Question • Morphing From Non-diegetic to Diegetic
I'm trying to think of an example of a character in musical theatre singing a non-diegetic song which later in the story is performed as a diegetic song by that same character or even someone else. Any ideas?
Examples of diegetic musical theatre songs :
- Can't Help Lovin' Dat Man - Showboat
- Edelweiss - The Sound of Music
- Beautiful Girls - Follies
Examples of non-diegetic musical theatre songs :
- People Will Say We're In Love - Oklahoma!
- If My Friends Could See Me Now - Sweet Charity
- I'm Not My Father's Son - Kinky Boots
The terms diegetic and non-diegetic are borrowed from the film world, but as a theatre artist I find them useful in pinning down what is really happening with any given musical moment. (Thanks to Stephen Banfield for introducing me to this idea in his book, Sondheim's Broadway Musicals, many years ago.) Here are some good definitions from a film perspective:
Sound whose source is visible on the screen or whose source is implied to be present by the action of the film:
- voices of characters
- sounds made by objects in the story
- music represented as coming from instruments in the story space ( = source music)

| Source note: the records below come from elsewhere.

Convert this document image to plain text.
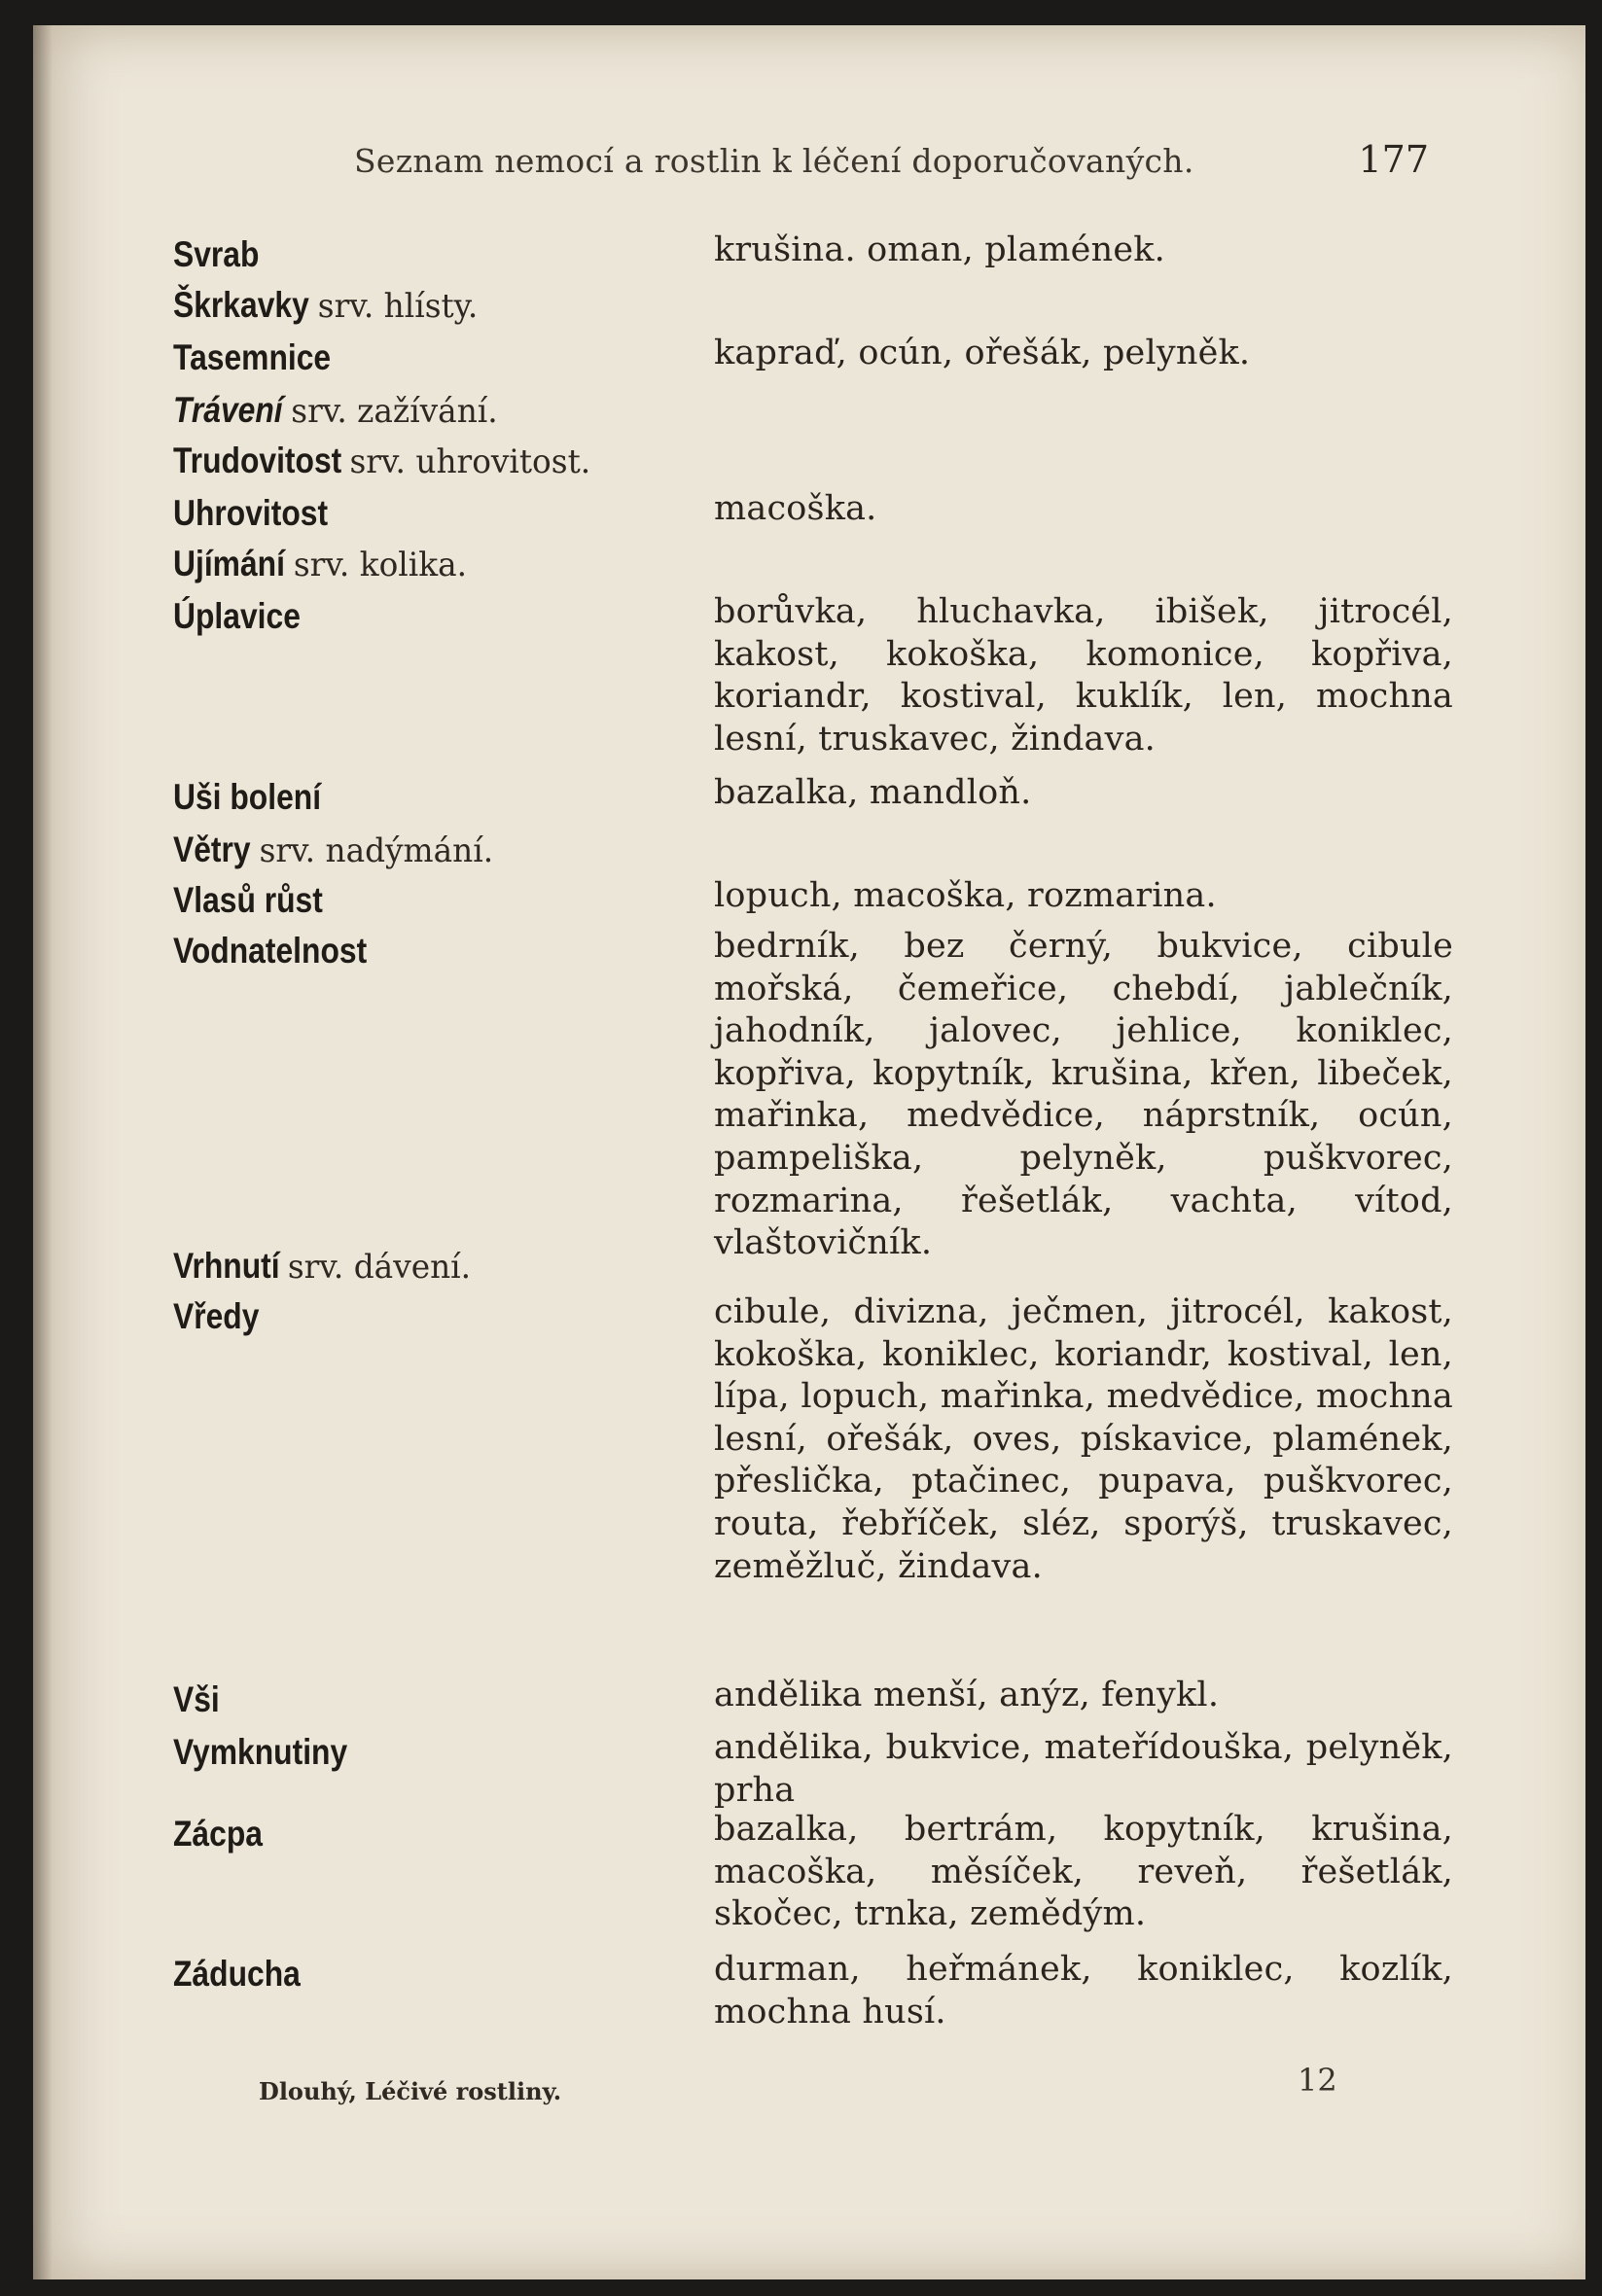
Seznam nemocí a rostlin k léčení doporučovaných.	177
Svrab	krušina. oman, plamének.
Škrkavky srv. hlísty.
Tasemnice	kapraď, ocún, ořešák, pelyněk.
Trávení srv. zažívání.
Trudovitost srv. uhrovitost.
Uhrovitost	macoška.
Ujímání srv. kolika.
Úplavice	borůvka, hluchavka, ibišek, jitrocél, kakost, kokoška, komonice, kopřiva, koriandr, kostival, kuklík, len, mochna lesní, truskavec, žindava.
Uši bolení	bazalka, mandloň.
Větry srv. nadýmání.
Vlasů růst	lopuch, macoška, rozmarina.
Vodnatelnost	bedrník, bez černý, bukvice, cibule mořská, čemeřice, chebdí, jablečník, jahodník, jalovec, jehlice, koniklec, kopřiva, kopytník, krušina, křen, libeček, mařinka, medvědice, náprstník, ocún, pampeliška, pelyněk, puškvorec, rozmarina, řešetlák, vachta, vítod, vlaštovičník.
Vrhnutí srv. dávení.
Vředy	cibule, divizna, ječmen, jitrocél, kakost, kokoška, koniklec, koriandr, kostival, len, lípa, lopuch, mařinka, medvědice, mochna lesní, ořešák, oves, pískavice, plamének, přeslička, ptačinec, pupava, puškvorec, routa, řebříček, sléz, sporýš, truskavec, zeměžluč, žindava.
Vši	andělika menší, anýz, fenykl.
Vymknutiny	andělika, bukvice, mateřídouška, pelyněk, prha
Zácpa	bazalka, bertrám, kopytník, krušina, macoška, měsíček, reveň, řešetlák, skočec, trnka, zemědým.
Záducha	durman, heřmánek, koniklec, kozlík, mochna husí.
Dlouhý, Léčivé rostliny.	12
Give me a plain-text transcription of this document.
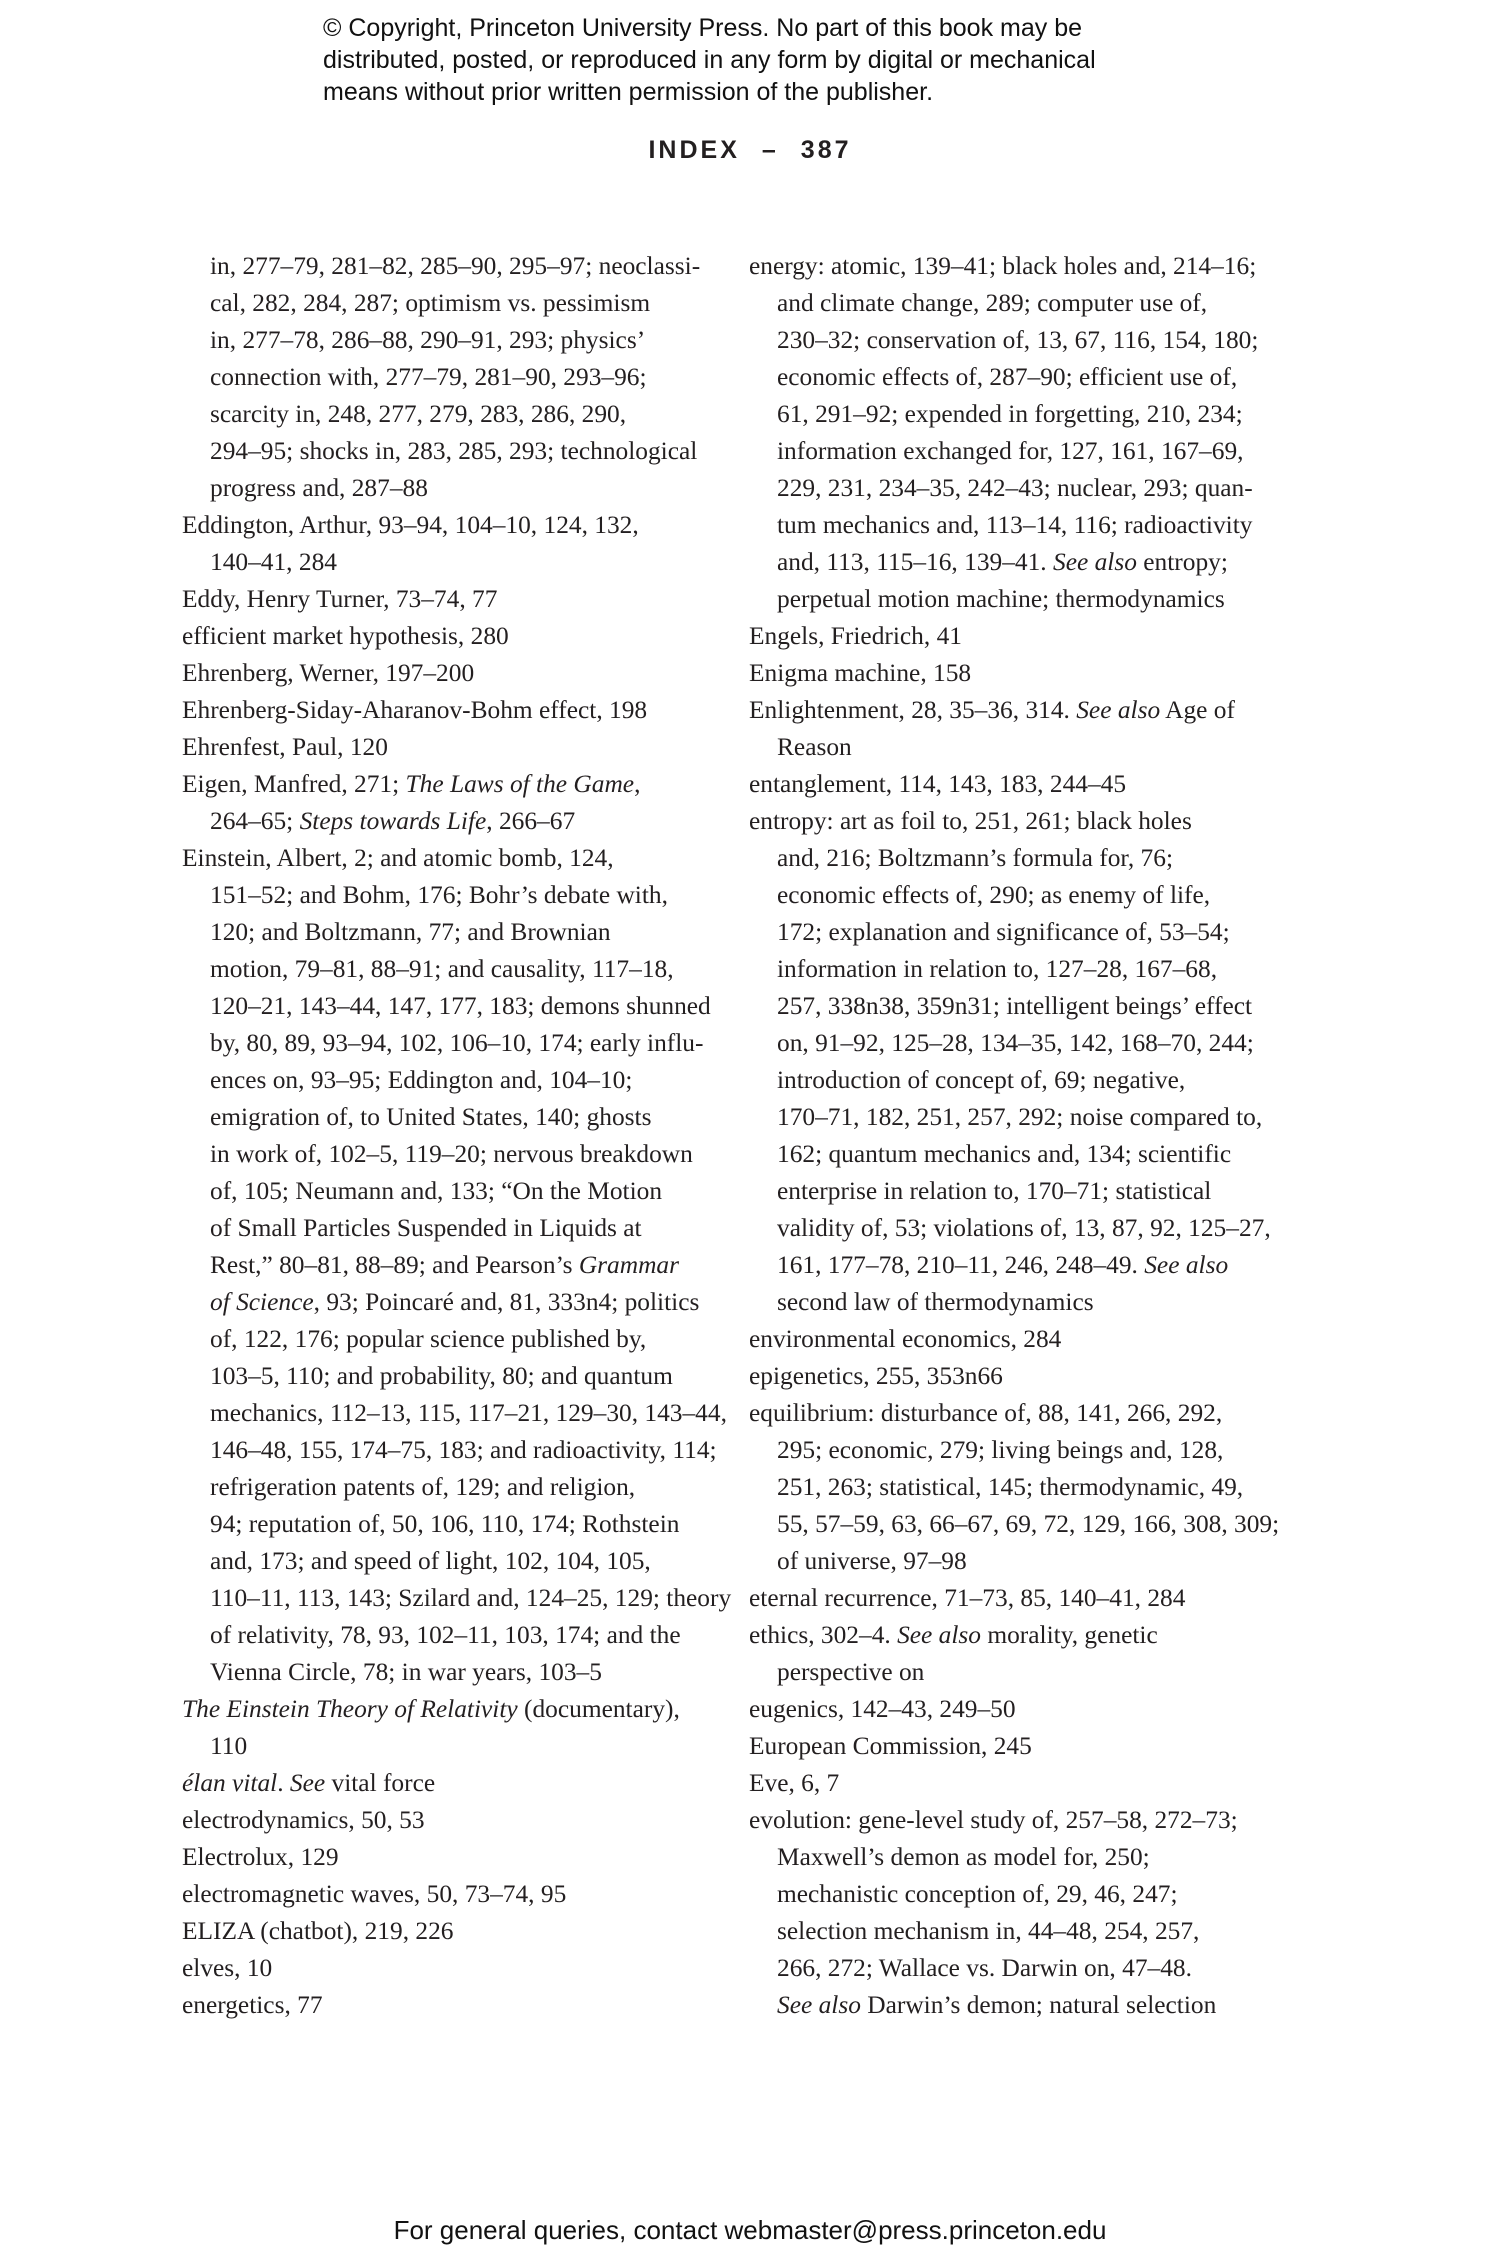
© Copyright, Princeton University Press. No part of this book may be
distributed, posted, or reproduced in any form by digital or mechanical
means without prior written permission of the publisher.
INDEX – 387
in, 277–79, 281–82, 285–90, 295–97; neoclassi-
cal, 282, 284, 287; optimism vs. pessimism
in, 277–78, 286–88, 290–91, 293; physics’
connection with, 277–79, 281–90, 293–96;
scarcity in, 248, 277, 279, 283, 286, 290,
294–95; shocks in, 283, 285, 293; technological
progress and, 287–88
Eddington, Arthur, 93–94, 104–10, 124, 132,
140–41, 284
Eddy, Henry Turner, 73–74, 77
efficient market hypothesis, 280
Ehrenberg, Werner, 197–200
Ehrenberg-Siday-Aharanov-Bohm effect, 198
Ehrenfest, Paul, 120
Eigen, Manfred, 271; The Laws of the Game,
264–65; Steps towards Life, 266–67
Einstein, Albert, 2; and atomic bomb, 124,
151–52; and Bohm, 176; Bohr’s debate with,
120; and Boltzmann, 77; and Brownian
motion, 79–81, 88–91; and causality, 117–18,
120–21, 143–44, 147, 177, 183; demons shunned
by, 80, 89, 93–94, 102, 106–10, 174; early influ-
ences on, 93–95; Eddington and, 104–10;
emigration of, to United States, 140; ghosts
in work of, 102–5, 119–20; nervous breakdown
of, 105; Neumann and, 133; “On the Motion
of Small Particles Suspended in Liquids at
Rest,” 80–81, 88–89; and Pearson’s Grammar
of Science, 93; Poincaré and, 81, 333n4; politics
of, 122, 176; popular science published by,
103–5, 110; and probability, 80; and quantum
mechanics, 112–13, 115, 117–21, 129–30, 143–44,
146–48, 155, 174–75, 183; and radioactivity, 114;
refrigeration patents of, 129; and religion,
94; reputation of, 50, 106, 110, 174; Rothstein
and, 173; and speed of light, 102, 104, 105,
110–11, 113, 143; Szilard and, 124–25, 129; theory
of relativity, 78, 93, 102–11, 103, 174; and the
Vienna Circle, 78; in war years, 103–5
The Einstein Theory of Relativity (documentary),
110
élan vital. See vital force
electrodynamics, 50, 53
Electrolux, 129
electromagnetic waves, 50, 73–74, 95
ELIZA (chatbot), 219, 226
elves, 10
energetics, 77
energy: atomic, 139–41; black holes and, 214–16;
and climate change, 289; computer use of,
230–32; conservation of, 13, 67, 116, 154, 180;
economic effects of, 287–90; efficient use of,
61, 291–92; expended in forgetting, 210, 234;
information exchanged for, 127, 161, 167–69,
229, 231, 234–35, 242–43; nuclear, 293; quan-
tum mechanics and, 113–14, 116; radioactivity
and, 113, 115–16, 139–41. See also entropy;
perpetual motion machine; thermodynamics
Engels, Friedrich, 41
Enigma machine, 158
Enlightenment, 28, 35–36, 314. See also Age of
Reason
entanglement, 114, 143, 183, 244–45
entropy: art as foil to, 251, 261; black holes
and, 216; Boltzmann’s formula for, 76;
economic effects of, 290; as enemy of life,
172; explanation and significance of, 53–54;
information in relation to, 127–28, 167–68,
257, 338n38, 359n31; intelligent beings’ effect
on, 91–92, 125–28, 134–35, 142, 168–70, 244;
introduction of concept of, 69; negative,
170–71, 182, 251, 257, 292; noise compared to,
162; quantum mechanics and, 134; scientific
enterprise in relation to, 170–71; statistical
validity of, 53; violations of, 13, 87, 92, 125–27,
161, 177–78, 210–11, 246, 248–49. See also
second law of thermodynamics
environmental economics, 284
epigenetics, 255, 353n66
equilibrium: disturbance of, 88, 141, 266, 292,
295; economic, 279; living beings and, 128,
251, 263; statistical, 145; thermodynamic, 49,
55, 57–59, 63, 66–67, 69, 72, 129, 166, 308, 309;
of universe, 97–98
eternal recurrence, 71–73, 85, 140–41, 284
ethics, 302–4. See also morality, genetic
perspective on
eugenics, 142–43, 249–50
European Commission, 245
Eve, 6, 7
evolution: gene-level study of, 257–58, 272–73;
Maxwell’s demon as model for, 250;
mechanistic conception of, 29, 46, 247;
selection mechanism in, 44–48, 254, 257,
266, 272; Wallace vs. Darwin on, 47–48.
See also Darwin’s demon; natural selection
For general queries, contact webmaster@press.princeton.edu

Diegetic sound is any sound presented as originated from source within the film's world
Digetic sound can be either on screen or off screen depending on whatever its source is within the frame or outside the frame.
Another term for diegetic sound is actual sound
Sound whose source is neither visible on the screen nor has been implied to be present in the action:
- narrator's commentary
- sound effects which is added for the dramatic effect
- mood music
Non-diegetic sound is represented as coming from the a source outside story space.
The distinction between diegetic or non-diegetic sound depends on our understanding of the conventions of film viewing and listening. We know of that certain sounds are represented as coming from the story world, while others are represented as coming from outside the space of the story events. A play with diegetic and non-diegetic conventions can be used to create ambiguity (horror), or to surprise the audience (comedy).
Another term for non-diegetic sound is commentary sound.